Were I John Lennon (heck, I have already made references to two out of four, so why not make it three? now if only «Peace and Love» Ringo happened to make a cover of ʽPeacetrainʼ, we could close the circle and go home), anyway, were I John Lennon, I would not have missed a chance to scoff at the record and dismiss it as, say, «pleasantries for peasantries». What makes it different from so many other «pleasantries» of (technically) the same kind is that it has style, charisma, and heart — no matter how lightweight the songs may sound while they are on or how quickly forgotten they may be when they are gone, it is clear that they are all a part of the man's humble, respectful search for the Big Truth — a search that, if you don't mind me blasphemizing in the face of The Almighty, ultimate­ly ended up somewhat caricaturesquely, but commanded respect and acceptance on the level of Teaser And The Firecat. Nevertheless, despite the catchy cho­ruses of ʽChanges VIʼ and ʽTuesday's Deadʼ and even despite the heart-tugging pang of misery on ʽIf I Laughʼ, I do not foresee myself returning to this album as frequently as I might be revisi­ting Tea For The Tillerman — or, heck, even Matthew & Son, for that matter.


  1. I also like this quite a bit less than its predecessor, though, again, I think I like it a bit more than you. I find myself coming back to Moonshadow and I do find the Wind just insanely lovely. Really good point about Peace Train, though. It is one of his most famous songs but it's far from his best because, as you say, the arrangement is all wrong. Not a great album for sure, but a very nice one.

    1. I dunno, I kinda like some of the Latin/Mediterranean moves on the guitars.

  2. I respect your views here, I think the album suffers from being packed between an already consolidated style of "Tea for the tillerman" and a bit more diverse "Catch bull at four". If I had to pick one song as a favourite, I think I'd pick "Changes IV": it uplifts the mood of the whole record perfectly and its positive vibes are hard to resist.

  3. Agree 100% with the review.
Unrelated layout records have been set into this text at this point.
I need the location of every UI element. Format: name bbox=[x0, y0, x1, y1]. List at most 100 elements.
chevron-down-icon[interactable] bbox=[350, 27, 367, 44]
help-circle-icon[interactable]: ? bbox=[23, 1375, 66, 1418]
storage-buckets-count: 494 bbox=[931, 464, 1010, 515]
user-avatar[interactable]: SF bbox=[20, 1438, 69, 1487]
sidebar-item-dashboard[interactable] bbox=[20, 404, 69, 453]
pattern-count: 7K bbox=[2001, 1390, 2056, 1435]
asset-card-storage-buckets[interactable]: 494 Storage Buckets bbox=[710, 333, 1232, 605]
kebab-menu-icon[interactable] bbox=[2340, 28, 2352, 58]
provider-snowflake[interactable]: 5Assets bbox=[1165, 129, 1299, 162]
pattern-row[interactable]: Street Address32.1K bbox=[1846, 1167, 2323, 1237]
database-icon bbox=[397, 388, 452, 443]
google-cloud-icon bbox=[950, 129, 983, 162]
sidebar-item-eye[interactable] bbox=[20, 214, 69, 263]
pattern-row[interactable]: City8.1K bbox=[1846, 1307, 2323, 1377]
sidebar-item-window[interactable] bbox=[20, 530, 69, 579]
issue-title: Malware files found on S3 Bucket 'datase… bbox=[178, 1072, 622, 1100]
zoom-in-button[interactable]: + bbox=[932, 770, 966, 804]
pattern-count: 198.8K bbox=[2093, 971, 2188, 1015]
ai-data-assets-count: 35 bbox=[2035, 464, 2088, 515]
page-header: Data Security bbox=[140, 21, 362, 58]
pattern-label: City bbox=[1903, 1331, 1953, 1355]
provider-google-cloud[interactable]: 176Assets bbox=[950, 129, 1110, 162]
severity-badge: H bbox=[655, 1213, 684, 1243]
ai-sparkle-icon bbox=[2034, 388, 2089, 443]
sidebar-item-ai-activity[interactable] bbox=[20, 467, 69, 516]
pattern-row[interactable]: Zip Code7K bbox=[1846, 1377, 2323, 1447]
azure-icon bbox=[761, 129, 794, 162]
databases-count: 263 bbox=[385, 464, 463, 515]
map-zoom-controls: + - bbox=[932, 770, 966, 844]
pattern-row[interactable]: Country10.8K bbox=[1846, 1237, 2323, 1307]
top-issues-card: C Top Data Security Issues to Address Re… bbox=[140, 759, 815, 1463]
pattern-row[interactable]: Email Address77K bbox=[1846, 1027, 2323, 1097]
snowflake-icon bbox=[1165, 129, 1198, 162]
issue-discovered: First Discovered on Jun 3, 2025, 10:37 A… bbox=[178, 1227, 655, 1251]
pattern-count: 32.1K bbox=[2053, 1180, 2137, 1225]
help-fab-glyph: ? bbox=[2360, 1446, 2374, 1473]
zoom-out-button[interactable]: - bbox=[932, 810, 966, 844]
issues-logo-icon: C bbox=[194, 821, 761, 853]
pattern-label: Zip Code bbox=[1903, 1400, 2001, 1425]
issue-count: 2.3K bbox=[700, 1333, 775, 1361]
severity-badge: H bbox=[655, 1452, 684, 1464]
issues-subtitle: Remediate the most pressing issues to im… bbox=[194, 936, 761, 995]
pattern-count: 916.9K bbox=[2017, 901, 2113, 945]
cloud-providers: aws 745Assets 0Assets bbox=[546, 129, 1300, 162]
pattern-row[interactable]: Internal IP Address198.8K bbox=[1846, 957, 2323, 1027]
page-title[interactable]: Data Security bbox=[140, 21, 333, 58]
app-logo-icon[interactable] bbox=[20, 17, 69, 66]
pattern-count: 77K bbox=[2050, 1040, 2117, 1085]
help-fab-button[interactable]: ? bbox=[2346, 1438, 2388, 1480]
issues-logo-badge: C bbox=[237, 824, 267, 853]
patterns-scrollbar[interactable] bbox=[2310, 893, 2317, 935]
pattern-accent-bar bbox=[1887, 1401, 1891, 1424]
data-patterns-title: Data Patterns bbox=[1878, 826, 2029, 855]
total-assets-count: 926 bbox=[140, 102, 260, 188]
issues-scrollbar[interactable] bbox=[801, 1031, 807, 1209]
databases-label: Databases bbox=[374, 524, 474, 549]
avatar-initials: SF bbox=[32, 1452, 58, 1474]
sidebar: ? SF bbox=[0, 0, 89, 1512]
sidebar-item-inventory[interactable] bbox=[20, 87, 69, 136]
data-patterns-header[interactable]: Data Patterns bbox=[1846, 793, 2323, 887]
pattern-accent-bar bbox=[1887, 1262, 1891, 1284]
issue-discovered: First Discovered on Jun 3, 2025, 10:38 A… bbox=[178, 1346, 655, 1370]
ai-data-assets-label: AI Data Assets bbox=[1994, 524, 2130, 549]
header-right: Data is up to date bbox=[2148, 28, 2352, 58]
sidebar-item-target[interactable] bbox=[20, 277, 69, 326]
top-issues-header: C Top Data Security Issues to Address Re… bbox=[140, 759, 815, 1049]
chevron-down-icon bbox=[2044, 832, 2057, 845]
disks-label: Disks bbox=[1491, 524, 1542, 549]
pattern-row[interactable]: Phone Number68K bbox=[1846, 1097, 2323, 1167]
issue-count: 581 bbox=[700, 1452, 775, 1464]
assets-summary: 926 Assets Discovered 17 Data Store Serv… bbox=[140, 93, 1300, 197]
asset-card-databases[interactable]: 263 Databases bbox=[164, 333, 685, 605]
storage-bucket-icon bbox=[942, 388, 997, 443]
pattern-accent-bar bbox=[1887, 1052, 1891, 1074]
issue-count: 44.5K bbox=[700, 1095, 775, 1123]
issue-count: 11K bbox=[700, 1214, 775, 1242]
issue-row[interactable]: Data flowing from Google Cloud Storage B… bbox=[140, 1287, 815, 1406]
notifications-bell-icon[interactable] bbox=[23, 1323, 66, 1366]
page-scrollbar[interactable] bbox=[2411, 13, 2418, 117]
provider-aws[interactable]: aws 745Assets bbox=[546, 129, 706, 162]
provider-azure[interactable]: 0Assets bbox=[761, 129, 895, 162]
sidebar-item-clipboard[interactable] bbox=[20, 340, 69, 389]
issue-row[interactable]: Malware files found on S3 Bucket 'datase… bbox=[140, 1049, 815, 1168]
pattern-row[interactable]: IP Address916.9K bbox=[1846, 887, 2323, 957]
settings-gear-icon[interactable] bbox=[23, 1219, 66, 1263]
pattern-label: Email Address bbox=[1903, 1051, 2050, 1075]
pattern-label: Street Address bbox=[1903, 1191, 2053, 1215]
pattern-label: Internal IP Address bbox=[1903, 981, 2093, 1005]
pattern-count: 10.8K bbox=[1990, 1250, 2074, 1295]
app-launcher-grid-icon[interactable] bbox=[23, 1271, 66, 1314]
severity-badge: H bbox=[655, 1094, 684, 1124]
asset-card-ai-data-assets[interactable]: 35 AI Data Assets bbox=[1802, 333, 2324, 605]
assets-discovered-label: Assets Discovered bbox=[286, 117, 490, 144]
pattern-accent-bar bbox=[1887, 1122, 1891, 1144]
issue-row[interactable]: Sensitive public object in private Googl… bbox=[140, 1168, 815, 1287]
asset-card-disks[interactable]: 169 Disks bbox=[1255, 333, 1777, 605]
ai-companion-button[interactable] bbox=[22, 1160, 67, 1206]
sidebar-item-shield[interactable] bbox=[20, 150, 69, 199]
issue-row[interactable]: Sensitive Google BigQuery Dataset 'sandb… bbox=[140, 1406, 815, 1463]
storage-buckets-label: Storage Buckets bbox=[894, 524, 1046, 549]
A shame, but that's the way it is.

  4. Hmm. And I though I was the majority on this:

  5. The songs here are definitely more universal than personal as in his previous effort. As a result they don't hang together so well as there's little real continuity and the lyrical themes and styles, for all the minimalism, vary wildly.

    You can argue about the quality of the material all day but for me his gift for melody is one which very few, McCartney aside, have ever matched.